She beamed at him. “Of course, honey! Let’s go.” Without another look at the bride, she took his hand to lead him away. It had never been much of a secret that Patrick was her favorite, and as annoying as that was, it was sometimes amazing when we could use it to our advantage. I remembered sending him into the kitchen to run interference when I’d come home drunk from a party, one of my first experiences with a failed date, and my mom hadn’t even noticed when I’d puked on the staircase. Nicola had helped me clean it up, and she’d been the one to yell at me. I should have worried more about distracting her.

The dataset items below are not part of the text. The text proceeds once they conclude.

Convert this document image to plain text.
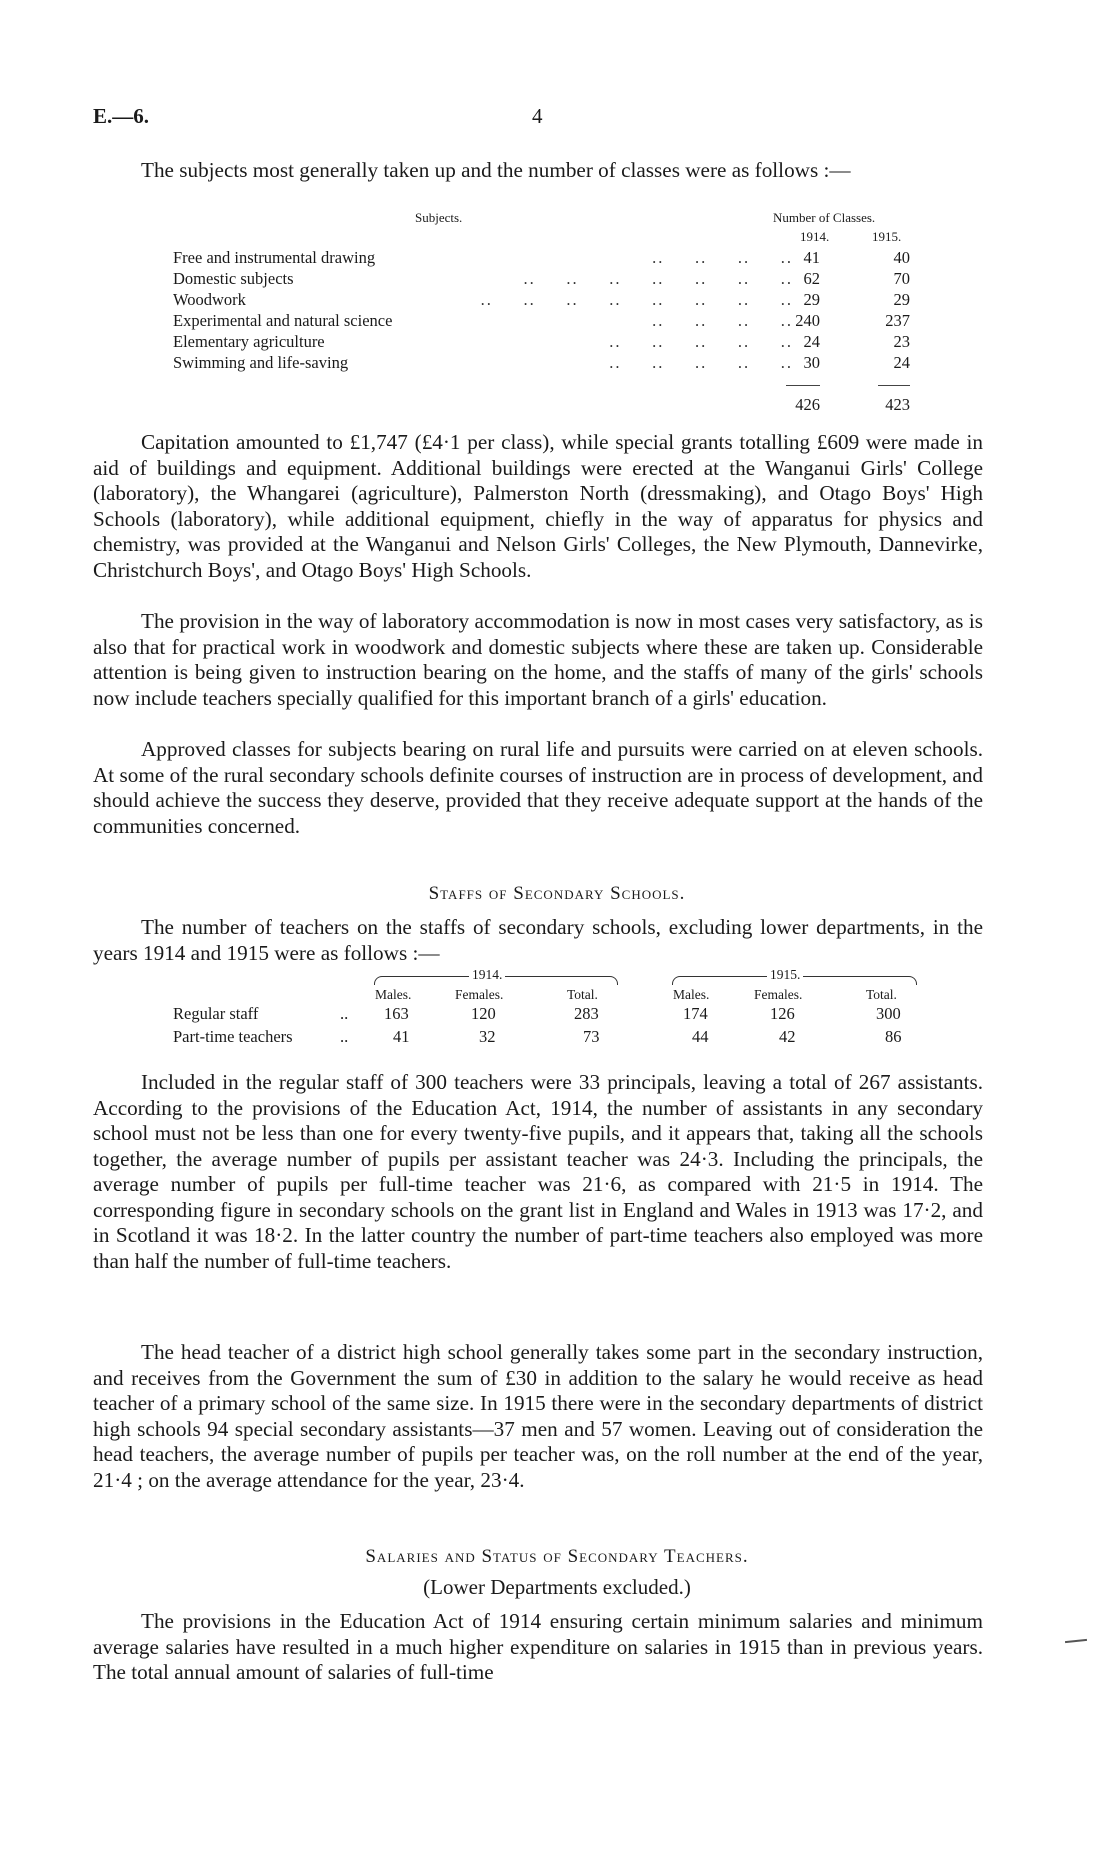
E.—6.	4

The subjects most generally taken up and the number of classes were as follows :—

Subjects.	Number of Classes.
1914.	1915.
..     ..     ..     ..
Free and instrumental drawing	41	40
..     ..     ..     ..     ..     ..     ..
Domestic subjects	62	70
..     ..     ..     ..     ..     ..     ..     ..
Woodwork	29	29
..     ..     ..     ..
Experimental and natural science	240	237
..     ..     ..     ..     ..
Elementary agriculture	24	23
..     ..     ..     ..     ..
Swimming and life-saving	30	24
426	423

Capitation amounted to £1,747 (£4·1 per class), while special grants totalling £609 were made in aid of buildings and equipment. Additional buildings were erected at the Wanganui Girls' College (laboratory), the Whangarei (agriculture), Palmerston North (dressmaking), and Otago Boys' High Schools (laboratory), while additional equipment, chiefly in the way of apparatus for physics and chemistry, was provided at the Wanganui and Nelson Girls' Colleges, the New Plymouth, Dannevirke, Christchurch Boys', and Otago Boys' High Schools.

The provision in the way of laboratory accommodation is now in most cases very satisfactory, as is also that for practical work in woodwork and domestic subjects where these are taken up. Considerable attention is being given to instruction bearing on the home, and the staffs of many of the girls' schools now include teachers specially qualified for this important branch of a girls' education.

Approved classes for subjects bearing on rural life and pursuits were carried on at eleven schools. At some of the rural secondary schools definite courses of instruction are in process of development, and should achieve the success they deserve, provided that they receive adequate support at the hands of the communities concerned.

Staffs of Secondary Schools.

The number of teachers on the staffs of secondary schools, excluding lower departments, in the years 1914 and 1915 were as follows :—

1914.	1915.
Males.	Females.	Total.	Males.	Females.	Total.
Regular staff	.. 163	120	283	174	126	300
Part-time teachers	..	41	32	73	44	42	86

Included in the regular staff of 300 teachers were 33 principals, leaving a total of 267 assistants. According to the provisions of the Education Act, 1914, the number of assistants in any secondary school must not be less than one for every twenty-five pupils, and it appears that, taking all the schools together, the average number of pupils per assistant teacher was 24·3. Including the principals, the average number of pupils per full-time teacher was 21·6, as compared with 21·5 in 1914. The corresponding figure in secondary schools on the grant list in England and Wales in 1913 was 17·2, and in Scotland it was 18·2. In the latter country the number of part-time teachers also employed was more than half the number of full-time teachers.

The head teacher of a district high school generally takes some part in the secondary instruction, and receives from the Government the sum of £30 in addition to the salary he would receive as head teacher of a primary school of the same size. In 1915 there were in the secondary departments of district high schools 94 special secondary assistants—37 men and 57 women. Leaving out of consideration the head teachers, the average number of pupils per teacher was, on the roll number at the end of the year, 21·4 ; on the average attendance for the year, 23·4.

Salaries and Status of Secondary Teachers.
(Lower Departments excluded.)

The provisions in the Education Act of 1914 ensuring certain minimum salaries and minimum average salaries have resulted in a much higher expenditure on salaries in 1915 than in previous years. The total annual amount of salaries of full-time
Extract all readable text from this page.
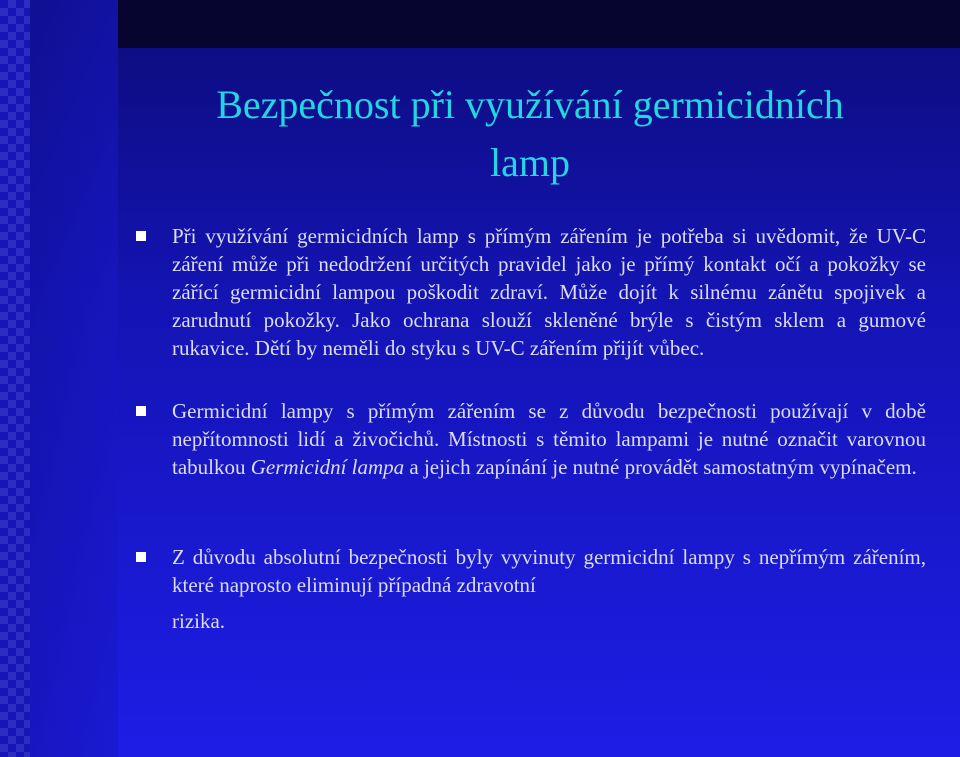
Bezpečnost při využívání germicidních
lamp
Při využívání germicidních lamp s přímým zářením je potřeba si uvědomit, že UV-C záření může při nedodržení určitých pravidel jako je přímý kontakt očí a pokožky se zářící germicidní lampou poškodit zdraví. Může dojít k silnému zánětu spojivek a zarudnutí pokožky. Jako ochrana slouží skleněné brýle s čistým sklem a gumové rukavice. Dětí by neměli do styku s UV-C zářením přijít vůbec.
Germicidní lampy s přímým zářením se z důvodu bezpečnosti používají v době nepřítomnosti lidí a živočichů. Místnosti s těmito lampami je nutné označit varovnou tabulkou Germicidní lampa a jejich zapínání je nutné provádět samostatným vypínačem.
Z důvodu absolutní bezpečnosti byly vyvinuty germicidní lampy s nepřímým zářením, které naprosto eliminují případná zdravotní
rizika.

And speaking of puking and of dates, I went to the window to look for signs that something was going wrong outside, and I looked for specific guests, too. But I didn’t see any problem that would make me vomit and I also didn’t see a particular person. I hadn’t seen him today at all, but he’d been texting a lot of encouragement, and when he’d arrived at this house, he’d written that he was amazed at what I’d done. “Holy shit, it’s incredible,” he’d said, and I looked at that message again. It would have been even better to hear his voice telling me that it was ok, and I could do it.

“Brenna, sit down and let me do your makeup,” Addie ordered, and I touched my face and realized that I’d forgotten that because I’d been busy supervising and scrutinizing everyone else’s. She and Nicola both started working on me as fast as they could, and as they were finishing, there was a knock on the bedroom door.

“Holy Mary,” our dad said when he opened it. His eyes were on Juliet, and she smiled back at him. “You’re a beautiful bride, JuJu. It’s time for pictures. Are you ready to go down?”

“I’m ready,” she said firmly.

This was it. I’d spent weeks preparing and now…

I turned to look at Nic, feeling just like when my stomach had started to revolt after that date in high school.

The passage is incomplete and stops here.